The difference between an 8 byte salt and a 4 byte salt isn't 4 bytes, and it isn't a factor of 2. It is a factor of over 4 billion. It is the difference between "Got a minute?" and "Sometime after the end of the universe".
In reality, it is probably not that big of a deal. Precomputing AES tables isn't a trivial task, and even 4 or 5 bits of salt is probably enough to make it impractical for well beyond the potential lifetime of one of these protected keys.
But cryptosystems are designed with defense in depth for very good reasons. When a weakness in one part is discovered, it is usually not a catastrophe because we have added redundant security measures.
You make some very good points about this.
In terms of the purpose of the salt, what would be the usage model for any sort of precomputed table for this problem? It seems like it would be limited to creating a list of AES keys derived from possible passwords, each of which would have to be tested, still requiring exponential time in the length of the password, but allowing the attacker to circumvent running the expensive PBKDF function for each test. Is there something sneaker and more devious that an attacker could do with this particular problem? I don't think this is like trying to build a table for a hash function, where the outputs depend on only the password and the salt, in which case the attacker can index the outputs to the inputs and build a true lookup table or a rainbow table.
Anyway, if that's true, then at 48 bytes per AES key + IV, and 2^32 salt variations of each, the attacker would need to be able to store 192GB per precomputed password. At least, without some clever way of compressing the keys. That is a lot easier than 2^64 variants of each, but still seems intractable.

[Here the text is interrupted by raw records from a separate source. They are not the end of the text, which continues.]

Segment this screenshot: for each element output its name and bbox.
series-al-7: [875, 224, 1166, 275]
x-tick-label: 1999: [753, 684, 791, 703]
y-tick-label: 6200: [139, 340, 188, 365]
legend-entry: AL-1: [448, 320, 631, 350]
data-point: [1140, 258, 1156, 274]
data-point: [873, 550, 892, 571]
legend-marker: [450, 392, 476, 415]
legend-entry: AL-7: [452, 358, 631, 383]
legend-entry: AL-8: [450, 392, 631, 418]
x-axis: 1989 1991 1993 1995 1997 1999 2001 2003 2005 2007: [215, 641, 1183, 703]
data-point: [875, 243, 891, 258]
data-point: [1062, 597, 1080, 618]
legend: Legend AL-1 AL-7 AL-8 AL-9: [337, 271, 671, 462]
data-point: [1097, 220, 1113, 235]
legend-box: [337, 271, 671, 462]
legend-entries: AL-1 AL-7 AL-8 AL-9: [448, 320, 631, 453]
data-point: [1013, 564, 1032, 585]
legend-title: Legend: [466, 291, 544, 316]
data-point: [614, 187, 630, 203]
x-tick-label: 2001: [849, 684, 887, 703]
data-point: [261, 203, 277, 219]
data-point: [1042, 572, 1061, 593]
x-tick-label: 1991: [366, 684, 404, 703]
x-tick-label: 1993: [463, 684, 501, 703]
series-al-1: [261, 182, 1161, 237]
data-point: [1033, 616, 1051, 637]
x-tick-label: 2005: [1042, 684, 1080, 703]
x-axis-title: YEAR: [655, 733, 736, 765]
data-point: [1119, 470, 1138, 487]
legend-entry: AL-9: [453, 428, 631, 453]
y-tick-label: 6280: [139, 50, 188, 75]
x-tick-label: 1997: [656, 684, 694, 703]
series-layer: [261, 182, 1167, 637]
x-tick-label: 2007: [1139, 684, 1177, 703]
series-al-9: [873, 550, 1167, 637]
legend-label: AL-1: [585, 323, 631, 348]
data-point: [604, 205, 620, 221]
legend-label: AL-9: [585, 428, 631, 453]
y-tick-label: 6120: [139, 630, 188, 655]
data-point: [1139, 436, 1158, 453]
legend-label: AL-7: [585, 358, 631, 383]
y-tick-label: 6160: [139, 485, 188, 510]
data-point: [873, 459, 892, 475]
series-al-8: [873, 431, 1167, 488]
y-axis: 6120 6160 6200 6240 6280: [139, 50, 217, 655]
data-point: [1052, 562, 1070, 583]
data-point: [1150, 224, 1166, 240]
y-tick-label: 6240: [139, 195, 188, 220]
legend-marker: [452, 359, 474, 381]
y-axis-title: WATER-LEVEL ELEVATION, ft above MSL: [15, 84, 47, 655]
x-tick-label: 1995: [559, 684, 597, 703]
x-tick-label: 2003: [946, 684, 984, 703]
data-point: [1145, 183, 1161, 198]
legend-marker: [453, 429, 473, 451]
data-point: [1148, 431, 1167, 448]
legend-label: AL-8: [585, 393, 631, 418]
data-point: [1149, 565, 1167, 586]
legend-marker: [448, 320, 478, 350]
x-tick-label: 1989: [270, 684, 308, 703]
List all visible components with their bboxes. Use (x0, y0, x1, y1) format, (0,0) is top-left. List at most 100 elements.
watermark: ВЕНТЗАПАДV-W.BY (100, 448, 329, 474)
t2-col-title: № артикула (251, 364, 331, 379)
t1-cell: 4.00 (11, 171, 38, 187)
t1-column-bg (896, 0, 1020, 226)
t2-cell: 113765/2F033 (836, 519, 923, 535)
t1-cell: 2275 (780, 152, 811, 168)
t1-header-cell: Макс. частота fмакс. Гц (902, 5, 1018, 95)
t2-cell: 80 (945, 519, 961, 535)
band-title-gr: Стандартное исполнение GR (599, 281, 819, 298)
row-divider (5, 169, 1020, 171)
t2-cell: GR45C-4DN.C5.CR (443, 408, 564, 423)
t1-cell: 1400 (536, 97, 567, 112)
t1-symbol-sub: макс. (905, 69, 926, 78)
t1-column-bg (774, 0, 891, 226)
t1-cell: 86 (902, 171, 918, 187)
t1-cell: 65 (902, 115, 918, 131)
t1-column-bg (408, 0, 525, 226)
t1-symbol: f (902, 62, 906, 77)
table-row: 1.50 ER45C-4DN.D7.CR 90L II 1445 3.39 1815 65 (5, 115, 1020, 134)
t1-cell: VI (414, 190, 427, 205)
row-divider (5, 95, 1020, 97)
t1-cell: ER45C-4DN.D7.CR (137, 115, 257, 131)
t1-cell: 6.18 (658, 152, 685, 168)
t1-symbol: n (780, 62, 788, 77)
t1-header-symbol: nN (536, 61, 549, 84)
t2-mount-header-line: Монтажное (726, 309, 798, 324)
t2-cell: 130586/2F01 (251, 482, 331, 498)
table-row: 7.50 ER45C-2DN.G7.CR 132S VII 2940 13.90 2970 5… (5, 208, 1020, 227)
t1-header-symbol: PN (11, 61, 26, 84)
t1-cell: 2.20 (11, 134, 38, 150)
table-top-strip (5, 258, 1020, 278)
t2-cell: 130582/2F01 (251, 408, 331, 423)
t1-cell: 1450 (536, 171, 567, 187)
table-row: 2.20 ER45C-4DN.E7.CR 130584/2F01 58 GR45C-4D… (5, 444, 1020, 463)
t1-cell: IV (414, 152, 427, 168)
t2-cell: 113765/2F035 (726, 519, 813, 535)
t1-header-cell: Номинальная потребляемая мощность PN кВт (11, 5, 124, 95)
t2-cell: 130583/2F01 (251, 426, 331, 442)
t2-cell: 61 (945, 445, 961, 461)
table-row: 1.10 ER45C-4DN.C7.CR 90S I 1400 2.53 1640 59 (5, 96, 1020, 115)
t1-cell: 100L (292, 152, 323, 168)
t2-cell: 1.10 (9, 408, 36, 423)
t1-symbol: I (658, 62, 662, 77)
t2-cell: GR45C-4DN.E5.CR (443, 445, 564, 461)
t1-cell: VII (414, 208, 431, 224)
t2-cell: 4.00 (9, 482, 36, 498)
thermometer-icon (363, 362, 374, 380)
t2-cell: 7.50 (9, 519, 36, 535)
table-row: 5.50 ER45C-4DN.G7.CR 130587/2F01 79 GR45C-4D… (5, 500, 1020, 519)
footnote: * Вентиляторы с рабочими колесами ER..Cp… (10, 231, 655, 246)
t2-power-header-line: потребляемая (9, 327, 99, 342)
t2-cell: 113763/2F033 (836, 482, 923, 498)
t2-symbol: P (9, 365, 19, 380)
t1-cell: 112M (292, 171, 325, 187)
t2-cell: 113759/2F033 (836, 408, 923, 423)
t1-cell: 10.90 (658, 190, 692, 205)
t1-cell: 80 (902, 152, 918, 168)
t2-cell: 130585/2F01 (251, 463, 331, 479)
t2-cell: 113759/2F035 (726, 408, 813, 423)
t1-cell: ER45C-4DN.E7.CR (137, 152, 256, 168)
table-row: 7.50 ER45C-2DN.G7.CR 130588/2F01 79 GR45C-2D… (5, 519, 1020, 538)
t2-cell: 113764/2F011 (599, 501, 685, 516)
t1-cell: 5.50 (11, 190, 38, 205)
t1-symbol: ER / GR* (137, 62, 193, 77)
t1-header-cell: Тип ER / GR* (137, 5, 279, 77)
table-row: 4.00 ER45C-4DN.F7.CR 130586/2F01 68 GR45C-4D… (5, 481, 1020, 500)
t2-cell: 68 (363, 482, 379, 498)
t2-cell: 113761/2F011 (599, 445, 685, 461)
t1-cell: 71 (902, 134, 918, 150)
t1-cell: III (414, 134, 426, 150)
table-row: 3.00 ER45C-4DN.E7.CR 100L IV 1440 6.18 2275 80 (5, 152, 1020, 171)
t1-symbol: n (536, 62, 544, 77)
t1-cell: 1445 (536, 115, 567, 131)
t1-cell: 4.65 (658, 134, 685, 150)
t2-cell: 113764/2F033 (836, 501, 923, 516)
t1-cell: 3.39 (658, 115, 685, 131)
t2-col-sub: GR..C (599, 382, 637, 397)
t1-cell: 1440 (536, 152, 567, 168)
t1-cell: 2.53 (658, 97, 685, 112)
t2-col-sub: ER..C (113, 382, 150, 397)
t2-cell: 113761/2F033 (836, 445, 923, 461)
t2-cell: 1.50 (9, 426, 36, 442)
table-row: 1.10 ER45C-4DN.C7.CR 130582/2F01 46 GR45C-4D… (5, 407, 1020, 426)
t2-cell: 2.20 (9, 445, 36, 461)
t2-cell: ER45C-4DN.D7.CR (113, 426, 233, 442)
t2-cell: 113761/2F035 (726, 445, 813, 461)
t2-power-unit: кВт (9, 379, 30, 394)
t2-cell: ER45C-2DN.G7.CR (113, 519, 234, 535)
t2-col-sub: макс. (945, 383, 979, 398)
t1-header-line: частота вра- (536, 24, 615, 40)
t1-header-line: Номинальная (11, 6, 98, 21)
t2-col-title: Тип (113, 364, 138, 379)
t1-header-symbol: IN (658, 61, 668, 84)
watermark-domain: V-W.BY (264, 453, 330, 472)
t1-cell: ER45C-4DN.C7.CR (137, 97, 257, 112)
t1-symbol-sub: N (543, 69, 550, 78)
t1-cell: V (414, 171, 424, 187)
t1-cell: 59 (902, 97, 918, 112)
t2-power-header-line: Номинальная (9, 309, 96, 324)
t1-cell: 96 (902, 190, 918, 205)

The tradeoff to having four extra bytes of hash would be six extra characters in the encoded output. Example side-by-side is below:
PAYxy8B9zhSGpbyC7Z29KRS7rsPzAcTF3zSPmyAigbAJYamt9GmNwsFT9E95dGfp6Ri
3W3qzi2Sow4o7LP7jwwnrmqiiGxyMcwLdubKxYhNy4J63eigN3jz7avYqSWfGwxz3nMDDXwwcEdit: It's possible, using a smaller value for the type byte, to reduce it to five extra characters.
Your point about weakness mitigation is well taken though, and the tradeoff may be worth it.
EDIT: I would even recommend that fewer bits went into the password check. Like, maybe as few as 8. This will make it even more expensive to brute force passwords, as it will result in an enormous number of false positives that can only be checked by doing a time-consuming EC multiply (to derive the bitcoin address) and a database lookup (to see if there are any coins at that address, only to find there are none). In the event of a typo, even with 8 bits, still a >99% chance it will still be caught. The password check as it stands is probably just a gift to an attacker.
The PBKDF function here requires 8192 rounds of the SHA256 hash function, so it should already be a lot more expensive than computing the bitcoin address and looking it up in a list. Even if the attacker was using a table, having to do an EC operation as often as every 2^8 keys probably won't cause a big slowdown. But, it will make the password cracker a bit more complicated.
For the one person who gets a letter of their password wrong, and is unlucky enough to have it silently accepted and mapped to the wrong account, and either the bitcoin address isn't known or isn't compared to the expected value, they better hope the password-protected version of their key wasn't discarded.